A portarmi fin qui è stata l’ambizione, il mio voler arrivare a tutti i costi. Certamente ci sono voluti tanti sacrifici. Alimentazione, lavoro e famiglia sono stati i miei pezzi di puzzle da incastrare in maniera perfetta. Ho fatto una pausa di cinque anni tempo addietro, mi sono sposato, ho costruito casa, ho perso mio padre, questo ha un po’ frenato il mio cammino. Poi sono tornato ad arrampicare. La sentivo come un’esigenza.

Alfredo Webber. Foto: Matteo Pavana

Qual è il segreto per un’attività così proficua e longeva?
Direi che costanza, determinazione, allenamento e metodo settimanale sono quello che possiamo definire alla fine quello che per me è poi diventato uno stile di vita. A me tutto ciò non pesa. Amo allenarmi.

Climber non professionista, via dai riflettori per scelta?
Nei primi anni novanta l’azienda La Sportiva mi regalava le scarpette ma personalmente non mi trovavo bene. Nel corso di una stagione avevo provato un altro paio di scarpe e allora ho rifiutato. Ho scelto già da quel piccolo segnale di essere libero, di non dover accettare per forza determinati compromessi o raggiungere a tutti i costi dei risultati.

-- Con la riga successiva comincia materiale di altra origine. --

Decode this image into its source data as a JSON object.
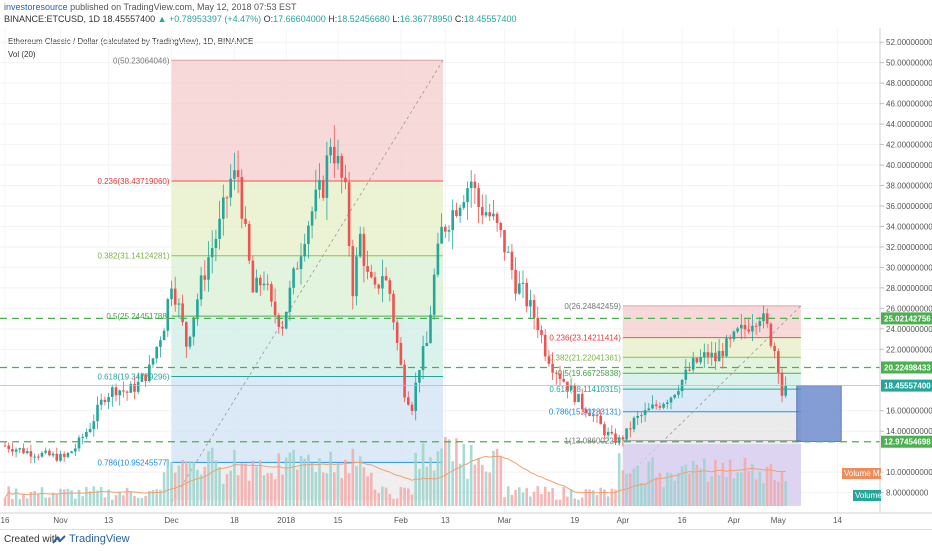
{
  "header": {
    "author": "investoresource",
    "published": "published on TradingView.com, May 12, 2018 07:53 EST",
    "symbol": "BINANCE:ETCUSD, 1D",
    "last": "18.45557400",
    "change": "+0.78953397 (+4.47%)",
    "o_label": "O:",
    "o": "17.66604000",
    "h_label": "H:",
    "h": "18.52456680",
    "l_label": "L:",
    "l": "16.36778950",
    "c_label": "C:",
    "c": "18.45557400"
  },
  "legend": {
    "title": "Ethereum Classic / Dollar (calculated by TradingView), 1D, BINANCE",
    "vol": "Vol (20)"
  },
  "footer": {
    "created_with": "Created with",
    "brand": "TradingView"
  },
  "colors": {
    "up": "#26a69a",
    "down": "#ef5350",
    "hline": "#4caf50",
    "blue": "#2962ff"
  },
  "chart_data": {
    "type": "candlestick",
    "ylim": [
      6.5,
      52.8
    ],
    "yticks": [
      {
        "v": 52,
        "label": "52.00000000"
      },
      {
        "v": 50,
        "label": "50.00000000"
      },
      {
        "v": 48,
        "label": "48.00000000"
      },
      {
        "v": 46,
        "label": "46.00000000"
      },
      {
        "v": 44,
        "label": "44.00000000"
      },
      {
        "v": 42,
        "label": "42.00000000"
      },
      {
        "v": 40,
        "label": "40.00000000"
      },
      {
        "v": 38,
        "label": "38.00000000"
      },
      {
        "v": 36,
        "label": "36.00000000"
      },
      {
        "v": 34,
        "label": "34.00000000"
      },
      {
        "v": 32,
        "label": "32.00000000"
      },
      {
        "v": 30,
        "label": "30.00000000"
      },
      {
        "v": 28,
        "label": "28.00000000"
      },
      {
        "v": 26,
        "label": "26.00000000"
      },
      {
        "v": 24,
        "label": "24.00000000"
      },
      {
        "v": 22,
        "label": "22.00000000"
      },
      {
        "v": 16,
        "label": "16.00000000"
      },
      {
        "v": 14,
        "label": "14.00000000"
      },
      {
        "v": 10,
        "label": "10.00000000"
      },
      {
        "v": 8,
        "label": "8.00000000"
      }
    ],
    "xticks": [
      {
        "d": 0,
        "label": "16"
      },
      {
        "d": 15,
        "label": "Nov"
      },
      {
        "d": 28,
        "label": "13"
      },
      {
        "d": 45,
        "label": "Dec"
      },
      {
        "d": 62,
        "label": "18"
      },
      {
        "d": 76,
        "label": "2018"
      },
      {
        "d": 90,
        "label": "15"
      },
      {
        "d": 107,
        "label": "Feb"
      },
      {
        "d": 119,
        "label": "13"
      },
      {
        "d": 135,
        "label": "Mar"
      },
      {
        "d": 154,
        "label": "19"
      },
      {
        "d": 167,
        "label": "Apr"
      },
      {
        "d": 183,
        "label": "16"
      },
      {
        "d": 197,
        "label": "Apr"
      },
      {
        "d": 209,
        "label": "May"
      },
      {
        "d": 225,
        "label": "14"
      }
    ],
    "hlines": [
      {
        "value": 25.02142756,
        "label": "25.02142756"
      },
      {
        "value": 20.22498433,
        "label": "20.22498433"
      },
      {
        "value": 12.97454698,
        "label": "12.97454698"
      }
    ],
    "price_tag": {
      "value": 18.455574,
      "label": "18.45557400"
    },
    "fib1": {
      "start_day": 45,
      "end_day": 106,
      "high": 50.23064046,
      "low": 10.95245577,
      "levels": [
        {
          "ratio": 0,
          "price": 50.23064046,
          "label": "0(50.23064046)"
        },
        {
          "ratio": 0.236,
          "price": 38.4371906,
          "label": "0.236(38.43719060)"
        },
        {
          "ratio": 0.382,
          "price": 31.14124281,
          "label": "0.382(31.14124281)"
        },
        {
          "ratio": 0.5,
          "price": 25.24451788,
          "label": "0.5(25.24451788)"
        },
        {
          "ratio": 0.618,
          "price": 19.34779296,
          "label": "0.618(19.34779296)"
        },
        {
          "ratio": 0.786,
          "price": 10.95245577,
          "label": "0.786(10.95245577)"
        }
      ]
    },
    "fib2": {
      "start_day": 167,
      "end_day": 207,
      "high": 26.24842459,
      "low": 13.08600227,
      "levels": [
        {
          "ratio": 0,
          "price": 26.24842459,
          "label": "0(26.24842459)"
        },
        {
          "ratio": 0.236,
          "price": 23.14211414,
          "label": "0.236(23.14211414)"
        },
        {
          "ratio": 0.382,
          "price": 21.22041361,
          "label": "0.382(21.22041361)"
        },
        {
          "ratio": 0.5,
          "price": 19.66725838,
          "label": "0.5(19.66725838)"
        },
        {
          "ratio": 0.618,
          "price": 18.11410315,
          "label": "0.618(18.11410315)"
        },
        {
          "ratio": 0.786,
          "price": 15.90283131,
          "label": "0.786(15.90283131)"
        },
        {
          "ratio": 1,
          "price": 13.08600227,
          "label": "1(13.08600227)"
        }
      ]
    },
    "blue_box": {
      "start_day": 214,
      "end_day": 226,
      "top": 18.455574,
      "bottom": 13.0
    },
    "volume_ma_label": "Volume MA",
    "volume_label": "Volume",
    "anchors": [
      [
        0,
        12.6
      ],
      [
        6,
        12.0
      ],
      [
        12,
        11.6
      ],
      [
        16,
        11.4
      ],
      [
        19,
        12.4
      ],
      [
        23,
        14.5
      ],
      [
        27,
        17.5
      ],
      [
        30,
        18.2
      ],
      [
        33,
        17.8
      ],
      [
        36,
        18.6
      ],
      [
        39,
        20.0
      ],
      [
        43,
        24.5
      ],
      [
        45,
        28.8
      ],
      [
        47,
        26.0
      ],
      [
        49,
        22.5
      ],
      [
        52,
        27.0
      ],
      [
        55,
        31.0
      ],
      [
        58,
        34.0
      ],
      [
        61,
        38.5
      ],
      [
        63,
        39.0
      ],
      [
        65,
        33.0
      ],
      [
        67,
        27.5
      ],
      [
        70,
        29.0
      ],
      [
        72,
        26.0
      ],
      [
        75,
        24.5
      ],
      [
        78,
        29.0
      ],
      [
        81,
        33.5
      ],
      [
        84,
        36.5
      ],
      [
        86,
        38.0
      ],
      [
        88,
        42.5
      ],
      [
        90,
        40.0
      ],
      [
        92,
        37.0
      ],
      [
        94,
        28.0
      ],
      [
        96,
        33.0
      ],
      [
        98,
        29.0
      ],
      [
        100,
        27.5
      ],
      [
        102,
        29.5
      ],
      [
        104,
        27.5
      ],
      [
        106,
        22.5
      ],
      [
        108,
        18.0
      ],
      [
        110,
        16.5
      ],
      [
        112,
        20.5
      ],
      [
        114,
        22.5
      ],
      [
        116,
        29.0
      ],
      [
        118,
        33.5
      ],
      [
        121,
        35.5
      ],
      [
        124,
        37.5
      ],
      [
        126,
        38.5
      ],
      [
        128,
        36.0
      ],
      [
        130,
        35.5
      ],
      [
        132,
        34.5
      ],
      [
        134,
        33.0
      ],
      [
        136,
        31.0
      ],
      [
        138,
        28.5
      ],
      [
        140,
        27.5
      ],
      [
        142,
        26.0
      ],
      [
        144,
        24.5
      ],
      [
        146,
        22.0
      ],
      [
        148,
        20.5
      ],
      [
        150,
        19.5
      ],
      [
        152,
        18.5
      ],
      [
        154,
        17.5
      ],
      [
        156,
        16.5
      ],
      [
        158,
        16.0
      ],
      [
        160,
        15.0
      ],
      [
        162,
        14.0
      ],
      [
        164,
        13.3
      ],
      [
        166,
        13.1
      ],
      [
        168,
        13.8
      ],
      [
        170,
        15.0
      ],
      [
        172,
        15.5
      ],
      [
        174,
        16.0
      ],
      [
        176,
        16.5
      ],
      [
        178,
        17.0
      ],
      [
        180,
        17.5
      ],
      [
        182,
        18.5
      ],
      [
        184,
        19.5
      ],
      [
        186,
        20.5
      ],
      [
        188,
        21.0
      ],
      [
        190,
        21.5
      ],
      [
        192,
        21.0
      ],
      [
        194,
        22.0
      ],
      [
        196,
        22.5
      ],
      [
        198,
        23.5
      ],
      [
        200,
        24.0
      ],
      [
        202,
        25.0
      ],
      [
        204,
        25.5
      ],
      [
        206,
        24.0
      ],
      [
        208,
        22.0
      ],
      [
        209,
        20.5
      ],
      [
        210,
        17.66
      ],
      [
        211,
        18.46
      ]
    ]
  }
}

Alfredo Webber. Foto: Matteo Pavana

Un sogno raggiunto, di solito lascia subito al posto a un altro. Quale il tuo futuro verticale?
Sicuramente sì. Il prossimo traguardo sarebbe, e qui uso il condizionale, mettere un più a quel 9a o addirittura riuscire a cambiare la lettera e raggiungere il 9b. Ho quasi cinquant’anni e lo vedo impegnativo ma conoscendomi non lo vedo però un traguardo impossibile.